Au croisement des ambitions géopolitiques et des aspirations éthiques, la finance islamique trace discrètement sa voie au Maroc, entre promesses de développement et défis structurels. Six ans après l’ouverture des premières banques participatives, le Royaume affiche 33,8 milliards de dirhams de financements accordés, mais le chemin vers une véritable transformation reste semé d’embûches.
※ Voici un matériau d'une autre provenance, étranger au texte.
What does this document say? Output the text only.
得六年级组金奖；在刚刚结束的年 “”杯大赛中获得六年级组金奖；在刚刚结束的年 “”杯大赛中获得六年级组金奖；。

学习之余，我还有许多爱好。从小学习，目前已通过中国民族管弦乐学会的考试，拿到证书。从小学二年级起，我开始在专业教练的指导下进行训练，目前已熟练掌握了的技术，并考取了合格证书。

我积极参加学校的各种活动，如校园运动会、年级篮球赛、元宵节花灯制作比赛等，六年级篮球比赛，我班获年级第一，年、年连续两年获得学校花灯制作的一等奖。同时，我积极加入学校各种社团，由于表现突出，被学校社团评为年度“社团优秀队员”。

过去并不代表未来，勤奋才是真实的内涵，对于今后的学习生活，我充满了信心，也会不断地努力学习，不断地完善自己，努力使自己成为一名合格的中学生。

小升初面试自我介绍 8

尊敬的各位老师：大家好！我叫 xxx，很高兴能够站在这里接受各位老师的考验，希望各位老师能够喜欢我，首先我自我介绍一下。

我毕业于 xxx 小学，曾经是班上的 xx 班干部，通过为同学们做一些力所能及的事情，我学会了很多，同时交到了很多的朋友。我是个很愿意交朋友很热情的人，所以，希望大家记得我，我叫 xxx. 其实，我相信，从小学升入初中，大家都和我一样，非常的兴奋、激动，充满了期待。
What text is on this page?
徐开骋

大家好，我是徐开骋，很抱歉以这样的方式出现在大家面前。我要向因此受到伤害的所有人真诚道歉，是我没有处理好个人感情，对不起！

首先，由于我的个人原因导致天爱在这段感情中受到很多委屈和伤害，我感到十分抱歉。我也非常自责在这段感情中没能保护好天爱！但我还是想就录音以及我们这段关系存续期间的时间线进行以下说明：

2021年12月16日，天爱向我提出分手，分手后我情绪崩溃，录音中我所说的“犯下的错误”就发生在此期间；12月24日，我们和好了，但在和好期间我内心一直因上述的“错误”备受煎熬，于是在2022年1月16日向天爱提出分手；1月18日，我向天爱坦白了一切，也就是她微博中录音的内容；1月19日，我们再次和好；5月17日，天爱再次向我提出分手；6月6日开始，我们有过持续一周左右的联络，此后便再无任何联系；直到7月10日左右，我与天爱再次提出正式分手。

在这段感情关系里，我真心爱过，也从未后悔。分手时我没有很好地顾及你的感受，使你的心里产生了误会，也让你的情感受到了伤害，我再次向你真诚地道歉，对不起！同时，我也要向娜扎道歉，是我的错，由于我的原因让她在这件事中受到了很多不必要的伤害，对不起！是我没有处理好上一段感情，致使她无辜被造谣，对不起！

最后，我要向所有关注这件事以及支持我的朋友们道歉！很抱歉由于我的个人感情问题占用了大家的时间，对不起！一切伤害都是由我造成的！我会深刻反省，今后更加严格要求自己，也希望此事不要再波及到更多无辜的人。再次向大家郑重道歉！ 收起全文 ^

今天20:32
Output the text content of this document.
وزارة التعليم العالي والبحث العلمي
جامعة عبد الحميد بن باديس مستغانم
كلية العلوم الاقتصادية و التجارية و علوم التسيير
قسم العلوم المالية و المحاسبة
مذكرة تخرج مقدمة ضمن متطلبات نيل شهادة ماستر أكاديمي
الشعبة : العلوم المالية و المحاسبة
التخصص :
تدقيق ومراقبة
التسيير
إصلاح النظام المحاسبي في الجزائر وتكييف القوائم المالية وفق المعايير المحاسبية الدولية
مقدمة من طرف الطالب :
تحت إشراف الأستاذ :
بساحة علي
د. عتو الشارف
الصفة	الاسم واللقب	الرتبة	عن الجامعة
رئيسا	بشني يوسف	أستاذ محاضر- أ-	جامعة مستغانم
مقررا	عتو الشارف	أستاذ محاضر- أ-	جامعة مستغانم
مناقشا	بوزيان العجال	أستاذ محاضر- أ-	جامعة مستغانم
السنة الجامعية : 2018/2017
En lançant les banques participatives en 2017, le Maroc n’a pas seulement répondu à une demande sociétale d’éthique financière : il a fait un pari stratégique, notamment celui d’affirmer sa place comme carrefour économique entre l’Afrique, le monde arabe et l’Occident. Depuis, une révolution silencieuse est en marche. Si les chiffres restent modestes comparés aux poids lourds du Golfe, les avancées sont réelles et portent les germes d’une transformation plus large
En effet, la finance islamique au Maroc est encadrée depuis 2015 par la loi n° 103.12, et ce n’est qu’en 2017 que Bank Al-Maghrib a agréé cinq banques participatives et trois fenêtres islamiques (BMCI Najmah, Arreda, Dar Al Aman). Parmi les établissements principaux figurent Umnia Bank (filiale du CIH et du Qatar International Islamic Bank), BTI Bank (BMCE et Al Baraka Group) et Al Yousr (BCP et Guidance Financial).
Des résultats encourageants mais une part de marché encore marginale
En 2024, les banques participatives ont atteint pour la première fois l’équilibre financier, selon le rapport annuel 2024 de Bank Al-Maghrib. En effet, le volume total des financements s’élève à 33,8 milliards de dirhams, dont près de 79 % via la Mourabaha immobilière en 2024. Les dépôts ont augmenté de 30,5 % en 2023 pour atteindre 15,8 milliards de dirhams. Les indicateurs de solidité sont rassurants, notamment le ratio de liquidité de 195 %, solvabilité de 16,2 %, et fonds propres de catégorie 1 à 13,5 %. Le réseau compte désormais 206 agences, concentrées dans les régions de Casablanca-Settat, Rabat-Salé-Kénitra et Fès-Meknès. Cependant, malgré cette progression, la finance islamique ne représente que 6 % des actifs bancaires au Maroc, loin derrière les 70–80 % observés dans les pays du Golfe, selon les chiffres du Centre marocain de conjoncture publié le 18 janvier 2023.
Au-delà des chiffres, ce modèle porte une ambition régionale. Le Maroc, à travers Casablanca Finance City, joue la carte de l’intégration africaine en signant des accords de coopération avec des institutions de la Communauté économique des Etats de l’Afrique de l’Ouest (CEDEAO) et de la Communauté économique et monétaire de l’Afrique centrale (CEMAC). La présence de partenaires du Golfe (comme le Qatar International Islamic Bank, Al Baraka ou ICD (filiale de la BID)) contribue à transférer des savoir-faire en finance conforme à la charia tout en attirant des capitaux en quête de diversification hors hydrocarbures.
Par ailleurs, selon des informations relayées par les médias, le pays tente également de développer son marché des Sukuk. Un premier sukuk souverain a été émis en 2018, mais aucune autre opération n’a suivi. Toutefois, le wali de Bank Al-Maghrib, Abdellatif Jouahri, a annoncé à Bloomberg en juillet 2024 l’émission d’une nouvelle obligation islamique avant la fin de l’année, dans le cadre des préparatifs pour la Coupe du monde 2030.
Des défis internes qui freinent l’essor
Mais l’élan est freiné par plusieurs obstacles. Selon les médias, la quasi-totalité des financements reste concentrée sur la Mourabaha, limitant la diversité des produits. Les formules comme la Moucharaka ou l’Istisna’a sont encore marginales, malgré leur potentiel dans l’industrie et l’agriculture. De plus, l’absence d’un marché monétaire islamique, le retard du Takaful (assurance islamique), et une fiscalité peu adaptée ralentissent la maturité du système.
En outre, la sensibilisation du public reste un enjeu central. Selon les mêmes sources, beaucoup de Marocains ignorent encore les différences fondamentales entre les produits participatifs et classiques. Le marketing à tonalité religieuse fait aussi l’objet de critiques, certains y voyant un discours en décalage avec les enjeux économiques réels.